Hey, good news. Darren McFadden is out. Janikowski is questionable. That’s 70 percent of the Raider offense right there. And over 80 percent of their muffin tops. Not to mention a staggering 90 percent of their McRib consumption. (Google ‘Janikowski’ Images).
Plus, I am not so sure how everyone can be so certain Tebow is a wash. Sure, at times he looks confused and lost, as if he is looking for a magic space portal to the collegiate level mid-scramble. I know it’s around here somewhere. Sack. I personally have been surprised at times at just how short he looks on the field. Like a corn-fed Michael J. Fox in a hilarious comedy about the growing pains of being a qb in the big show. There he is. Fifty minutes into the movie, giving it his all, but coming up short. He’s just been laid out by a ruthless big bully who mockingly imitates his signature pose. The camera cuts to the loyal but worried fans in the stands. Close-up of his love interest as the film’s antagonist, maybe Al Davis, pulls her in closer, the two look on from the rich owner’s sky box, a woman’s mock concern on her face.
But what the hell?
The movie isn’t over.
Any moment now, Michael J. Fox is going to dust himself off and show everyone just how far guts, gumptions and good manners can take a fellow.
And after all, isn't this the NFL, as in Not Forever Losing. Or Nobody Fails Lastingly.
Didn’t the immaculate Tom Brady throw 4 interceptions in one game this year?
Who leads the league in pics? Isn’t it the once infallible Philip Rivers?
So yes, I am not going to lie to yous. Things look bleak. But the great thing about the NFL is that each week you get another chance to go out there for 60 minutes and put your name on something, turn things around. And maybe it’s over for the season. Maybe we’re headed to a high draft pick. But we get another 60 minutes this Sunday against the Raiders and as always, I think we have a chance….
THEN WE’LL LOSE
IF the Raiders score more than 40 points.
IF the Raiders fan base murders 4 of our key players. (In games played this year the murder rate is consistently above 4 when they win.)
IF the Raiders hand molestations and Herman Cain-esque grab-play goes unpenalized. So to make this more quantifiable let’s say ‘If the Raiders are flagged less than 4 times in the first half.’

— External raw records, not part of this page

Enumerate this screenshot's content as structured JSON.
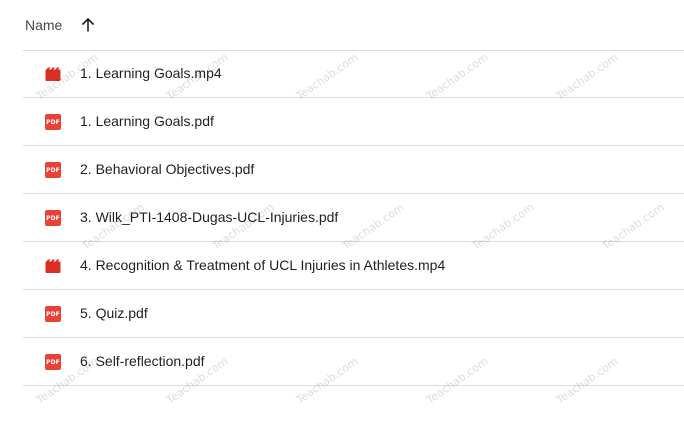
{
  "header": {
    "name_label": "Name",
    "sort_icon": "arrow-up-icon"
  },
  "files": [
    {
      "name": "1. Learning Goals.mp4",
      "type": "video",
      "icon": "video-file-icon"
    },
    {
      "name": "1. Learning Goals.pdf",
      "type": "pdf",
      "icon": "pdf-file-icon"
    },
    {
      "name": "2. Behavioral Objectives.pdf",
      "type": "pdf",
      "icon": "pdf-file-icon"
    },
    {
      "name": "3. Wilk_PTI-1408-Dugas-UCL-Injuries.pdf",
      "type": "pdf",
      "icon": "pdf-file-icon"
    },
    {
      "name": "4. Recognition & Treatment of UCL Injuries in Athletes.mp4",
      "type": "video",
      "icon": "video-file-icon"
    },
    {
      "name": "5. Quiz.pdf",
      "type": "pdf",
      "icon": "pdf-file-icon"
    },
    {
      "name": "6. Self-reflection.pdf",
      "type": "pdf",
      "icon": "pdf-file-icon"
    }
  ],
  "pdf_badge_text": "PDF",
  "watermark_text": "Teachab.com",
  "colors": {
    "pdf_red": "#ea4335",
    "video_red": "#d93025",
    "divider": "#dadce0",
    "text": "#1f1f1f"
  }
}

IF they do it for AL. (Remember the tears in Hughes’ eyes?) So, IF they ever point down to the ground after a good play, the reverse kicker’s pointer-finger extended skyward post successful FG move, then you know we're in trouble.
THEN WE’LL WIN
IF we get a sack on the first play, regardless of who has the ball.
IF Tebow has two rushing touchdowns. I mean, 2 crushing touchdowns.
IF Chris Harris gets a pic, and runs it into the end zone, all the while holding the ball aloft like a severed head. O wait, it is a severed head. It's Al Davis. And he just winked at me.
IF Julius Thomas catches a TD.
IF Mo-run-mo scores a rushing TD (not a screen pass TD, the one area he excels at).
The stakes are high. Or are they low. Does it matter? I don’t know. But I know that like a lot of you, after last week’s loss I was this close to giving up. (Nick Cast, I’m looking at you. I mean I'm searching for you.) But just like after the crushing loss to the Jacksonville Faguars in the 1995 playoffs at Mile High, you realize that if you are a fan, you are a fan, good times or bad.